According to a story his daughter often related, when he escaped from Germany he was already quite an elderly man, but he nevertheless jumped over the German border together with his son-in- law Reb Efraim Stefansky, after having made a Gorol HaGra that gave the message that he could not escape Germany in any natural manner.

The ambition the young Mrs. Levy (Miss Kohn at the time) had was to become a fully trained teacher, something that was not fashionable at the time. She studied in Cologne and then went on to Cracow where she taught in the seminary under the guidance of Soroh Schenirer. She often recalled the time she worked there and spoke fondly of all its founding teachers -- Rabbi Orlean and many others.

After she had been in Cracow for some time, Soroh Schenirer sent her to Vienna to set up a Bais Yaakov there. Her students in Vienna included some of the great teachers and dignitaries of the past and of the present.
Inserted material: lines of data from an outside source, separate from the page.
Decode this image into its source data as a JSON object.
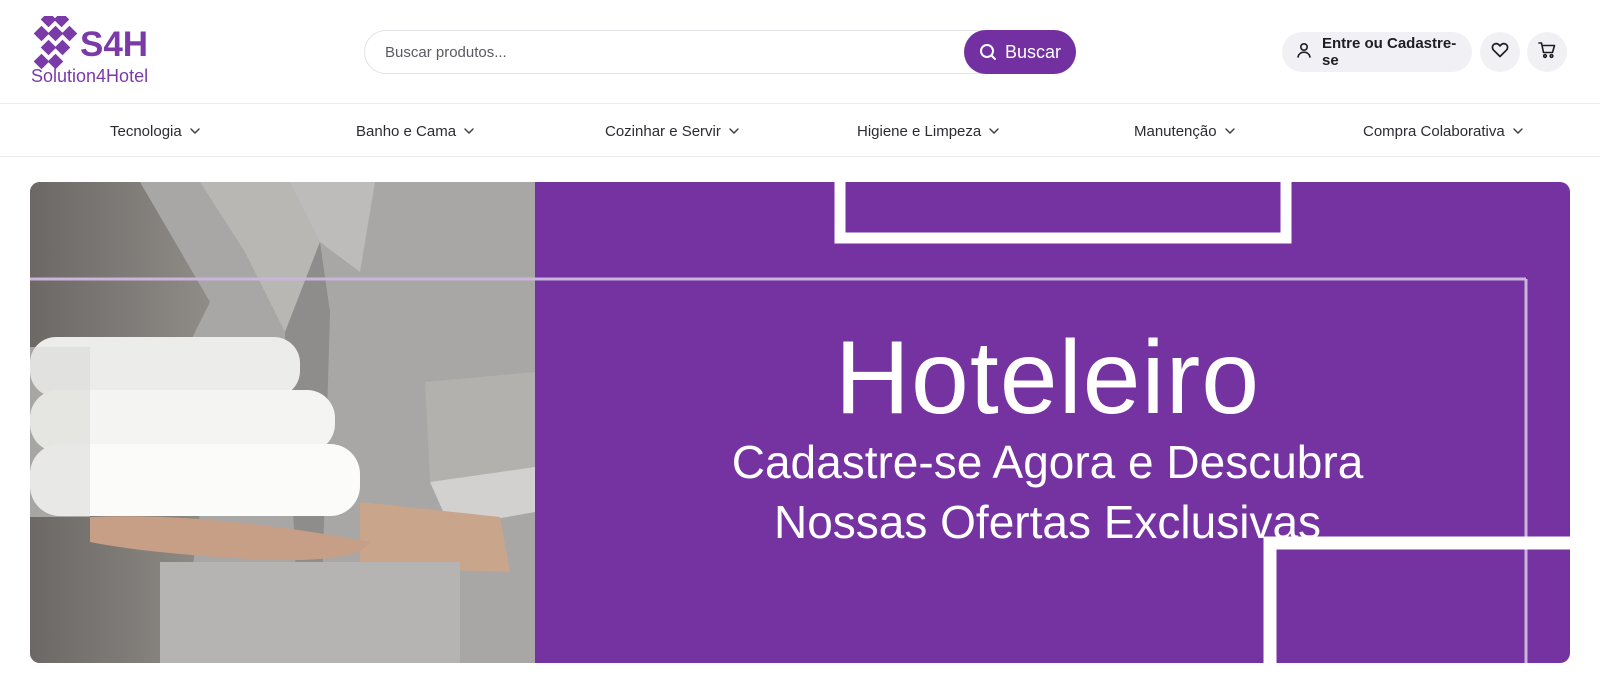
{
  "brand": {
    "logo_mark": "S4H",
    "logo_text": "Solution4Hotel",
    "accent_color": "#7230a0",
    "banner_color": "#7532a1"
  },
  "search": {
    "placeholder": "Buscar produtos...",
    "value": "",
    "button_label": "Buscar",
    "button_icon": "search-icon"
  },
  "account": {
    "label": "Entre ou Cadastre-se",
    "icon": "user-icon"
  },
  "actions": {
    "wishlist_icon": "heart-icon",
    "cart_icon": "cart-icon"
  },
  "nav": {
    "items": [
      {
        "label": "Tecnologia"
      },
      {
        "label": "Banho e Cama"
      },
      {
        "label": "Cozinhar e Servir"
      },
      {
        "label": "Higiene e Limpeza"
      },
      {
        "label": "Manutenção"
      },
      {
        "label": "Compra Colaborativa"
      }
    ],
    "dropdown_icon": "chevron-down-icon"
  },
  "banner": {
    "headline": "Hoteleiro",
    "line1": "Cadastre-se Agora e Descubra",
    "line2": "Nossas Ofertas Exclusivas",
    "image": "housekeeper-holding-white-towels"
  }
}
She subsequently returned to Germany, to Berlin, where she taught at its Adas Yisroel School.

The then-Miss Hannah Kohn managed to escape from war-torn Germany to England, where she directed a home for refugee children, mothering the youngsters there and helping them through their difficult teenage years, including the times when they had to face the news that their parents and other members of their families were lost. She helped youngsters from less observant backgrounds draw closer to Yiddishkeit, but she refused to forgo any mitzva observance, not allowing them, for example, to eat the treats brought by visitors where there was doubt as to their kashrus.
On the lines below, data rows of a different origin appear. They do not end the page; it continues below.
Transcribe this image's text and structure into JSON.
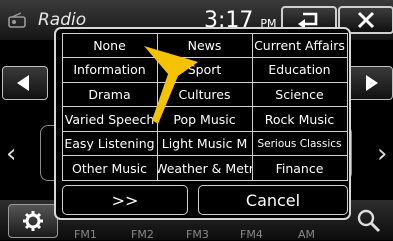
{
  "header": {
    "title": "Radio",
    "time": "3:17",
    "ampm": "PM",
    "icons": [
      "radio-icon",
      "back-arrow-icon",
      "close-icon"
    ]
  },
  "footer": {
    "bands": [
      "FM1",
      "FM2",
      "FM3",
      "FM4",
      "AM"
    ],
    "icons": [
      "gear-icon",
      "search-icon"
    ]
  },
  "popup": {
    "categories": [
      [
        "None",
        "News",
        "Current Affairs"
      ],
      [
        "Information",
        "Sport",
        "Education"
      ],
      [
        "Drama",
        "Cultures",
        "Science"
      ],
      [
        "Varied Speech",
        "Pop Music",
        "Rock Music"
      ],
      [
        "Easy Listening",
        "Light Music M",
        "Serious Classics"
      ],
      [
        "Other Music",
        "Weather & Metr",
        "Finance"
      ]
    ],
    "next_label": ">>",
    "cancel_label": "Cancel"
  },
  "colors": {
    "accent_cursor": "#f5c200",
    "border": "#d8d8d8"
  }
}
Her subsequent posts include serving as headmistress of the Yesodei Hatorah Girls School and also teaching high school girls in the afternoons. There were no Jewish high schools at the time and girls attended non-Jewish schools during the day and went to Hebrew classes in the afternoons.
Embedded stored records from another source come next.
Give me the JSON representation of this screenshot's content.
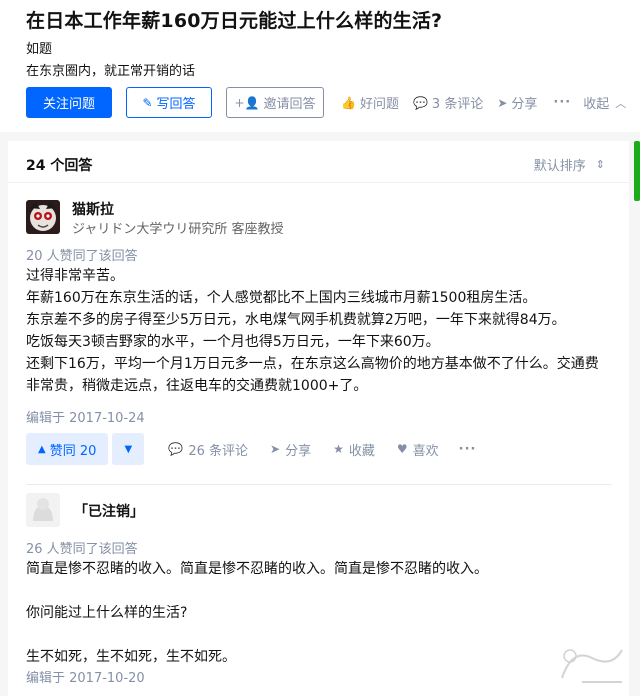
{
  "question": {
    "title": "在日本工作年薪160万日元能过上什么样的生活?",
    "topic": "如题",
    "description": "在东京圈内，就正常开销的话"
  },
  "actions": {
    "follow": "关注问题",
    "write": "写回答",
    "invite": "邀请回答",
    "good_question": "好问题",
    "comments": "3 条评论",
    "share": "分享",
    "more": "···",
    "fold": "收起"
  },
  "answers_header": {
    "count": "24 个回答",
    "sort": "默认排序"
  },
  "answers": [
    {
      "author": "猫斯拉",
      "headline": "ジャリドン大学ウリ研究所 客座教授",
      "votes_text": "20 人赞同了该回答",
      "paragraphs": [
        "过得非常辛苦。",
        "年薪160万在东京生活的话，个人感觉都比不上国内三线城市月薪1500租房生活。",
        "东京差不多的房子得至少5万日元，水电煤气网手机费就算2万吧，一年下来就得84万。",
        "吃饭每天3顿吉野家的水平，一个月也得5万日元，一年下来60万。",
        "还剩下16万，平均一个月1万日元多一点，在东京这么高物价的地方基本做不了什么。交通费非常贵，稍微走远点，往返电车的交通费就1000+了。"
      ],
      "edited": "编辑于 2017-10-24",
      "vote_label": "赞同 20",
      "comments": "26 条评论",
      "share": "分享",
      "collect": "收藏",
      "like": "喜欢",
      "more": "···"
    },
    {
      "author": "「已注销」",
      "votes_text": "26 人赞同了该回答",
      "paragraphs": [
        "简直是惨不忍睹的收入。简直是惨不忍睹的收入。简直是惨不忍睹的收入。",
        "",
        "你问能过上什么样的生活?",
        "",
        "生不如死，生不如死，生不如死。"
      ],
      "edited": "编辑于 2017-10-20"
    }
  ],
  "colors": {
    "brand": "#0066ff",
    "meta": "#8590a6",
    "vote_bg": "#e5eeff",
    "side_accent": "#1aad19"
  },
  "icons": {
    "write": "pencil-icon",
    "invite": "add-user-icon",
    "good_question": "thumbs-up-icon",
    "comments": "speech-bubble-icon",
    "share": "paper-plane-icon",
    "fold": "chevron-up-icon",
    "sort": "sort-arrows-icon",
    "collect": "star-icon",
    "like": "heart-icon"
  }
}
Her former Yesodei Hatorah pupils have fond memories of her assemblies and Chumash lessons, during which they were mesmerized. Her striking personality was unforgettable.

Her final public position, the one for which she is probably best remembered, was as headmistress of the Avigdor Primary School, in which capacity she served for close to 20 years, starting in the mid- fifties. During her years at the Avigdor School she instilled into her pupils and their parents a strong striving for truth and the Torah way of life.

She gave up her position in 1972 when she married Dr. Yeshaya (Fritz) Levy of Tel Aviv, who was a widower. She cared attentively for her husband's needs and adopted his children and their progeny as her own.

Mrs. Levy's former pupils and their descendants, continued to visit her when she was living in Israel, first in Tel Aviv and later in Bnei Brak. She remembered her pupils well, inquiring about their parents and siblings by name. They were all close to her heart.

She greeted everyone in the most exceptional way, introducing each guest to her other visitors. Even when she was sick she would extend a friendly thank-you to each visitor, often saying the words of Bircas Kohanim when they left.

They found her fascinating to talk to. "She had stories about everything. She had a fantastic memory. It was so interesting to sit there and listen to her talk," said one young man, who might have been forgiven for being bored since he was close to 70 years her junior.

Hundreds of people, former pupils, family and friends, attended Mrs. Levy's main levaya which left from Bnei Brak. Scores more assembled in Jerusalem to bid her a last farewell. Maspidim spoke of her yiras Shomayim, of the respect her pupils had for her, and of her talents.

HaRav Eliezer Dunner mentioned how her father had said of her that if she'd been a boy "she'd have been a rosh yeshiva," but, he continued, her life attested to "what a rosh yeshiva she was." One member of her family said of her: "Whatever she did, she did 100 percent."

Mrs. Levy was buried next to her mother, in Jerusalem's Har Hamenuchos Cemetery.

May she be a melitz yosher for all her former pupils and for Klal Yisrael.